RIFT-Bench: Dynamic Red-teaming For Agentic AI Systems
RIFT-Bench: Dynamic Red-teaming For Agentic AI Systems
RIFT-Bench:针对智能体 AI 系统的动态红队测试
Abstract: Agentic AI systems powered by large language models (LLMs) are rapidly evolving into autonomous decision-making systems, exposing attack vectors beyond those of traditional LLM vulnerabilities. Existing security evaluations are often tied to specific implementations or domains, limiting unified comparison across heterogeneous systems.
摘要: 由大语言模型(LLM)驱动的智能体 AI 系统正迅速演变为自主决策系统,其暴露出的攻击向量已超出了传统 LLM 的漏洞范畴。现有的安全评估往往局限于特定的实现或领域,限制了在异构系统之间进行统一比较的能力。
To address this gap, we introduce RIFT-Bench, a graph representation-driven methodology for dynamic red-teaming that enables unified evaluations across diverse agentic architectures. Building on a novel hierarchical representation, RIFT-Bench operates in two automated phases: Discovery, which extracts system structure, and Scanning, which deploys adaptive adversarial attacks and produces a comprehensive evaluation report.
为了解决这一差距,我们引入了 RIFT-Bench,这是一种基于图表示的动态红队测试方法,能够对各种智能体架构进行统一评估。基于一种新颖的分层表示,RIFT-Bench 在两个自动化阶段运行:发现(Discovery)阶段用于提取系统结构;扫描(Scanning)阶段用于部署自适应对抗攻击并生成综合评估报告。
It evaluates the examined system itself, leveraging a broad set of dynamically adaptable adversarial probes across diverse attack vectors and objectives. We demonstrate the effectiveness of the proposed evaluation pipeline across 45 agentic systems spanning a diverse range of implementations, showing that the approach generalizes effectively to heterogeneous agentic architectures.

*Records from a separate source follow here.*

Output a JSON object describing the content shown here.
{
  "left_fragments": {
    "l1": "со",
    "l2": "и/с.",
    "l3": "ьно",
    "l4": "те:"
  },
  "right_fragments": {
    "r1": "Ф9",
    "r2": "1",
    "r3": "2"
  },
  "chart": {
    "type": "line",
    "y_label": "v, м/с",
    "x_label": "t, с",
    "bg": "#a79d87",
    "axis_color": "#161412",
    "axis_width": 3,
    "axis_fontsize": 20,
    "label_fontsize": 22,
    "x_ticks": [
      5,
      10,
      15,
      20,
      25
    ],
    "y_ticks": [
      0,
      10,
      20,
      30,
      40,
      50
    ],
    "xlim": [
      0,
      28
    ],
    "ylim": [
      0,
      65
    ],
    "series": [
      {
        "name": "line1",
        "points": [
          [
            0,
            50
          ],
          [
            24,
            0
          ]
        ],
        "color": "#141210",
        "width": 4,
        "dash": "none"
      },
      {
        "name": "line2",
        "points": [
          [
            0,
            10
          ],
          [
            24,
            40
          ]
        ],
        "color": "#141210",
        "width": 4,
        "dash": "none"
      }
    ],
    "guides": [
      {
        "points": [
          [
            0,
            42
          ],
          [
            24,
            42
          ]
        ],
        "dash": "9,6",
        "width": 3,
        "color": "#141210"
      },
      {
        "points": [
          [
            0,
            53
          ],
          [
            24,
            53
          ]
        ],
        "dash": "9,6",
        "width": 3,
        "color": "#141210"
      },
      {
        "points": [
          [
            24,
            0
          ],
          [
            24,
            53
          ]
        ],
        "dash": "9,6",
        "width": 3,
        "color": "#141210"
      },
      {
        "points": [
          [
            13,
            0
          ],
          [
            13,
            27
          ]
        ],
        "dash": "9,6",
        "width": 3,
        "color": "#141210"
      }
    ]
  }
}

它直接评估受测系统本身,利用跨越多种攻击向量和目标的广泛动态自适应对抗探测手段。我们在涵盖多种实现的 45 个智能体系统上验证了所提评估流程的有效性,结果表明该方法能有效推广至异构智能体架构。
Beyond systems and attacks, RIFT-Bench also supports direct evaluation of mitigation strategies. These key capabilities make RIFT-Bench a scalable foundation for security evaluation of agentic AI systems.
除了系统和攻击评估外,RIFT-Bench 还支持对缓解策略进行直接评估。这些关键能力使 RIFT-Bench 成为智能体 AI 系统安全评估的可扩展基础。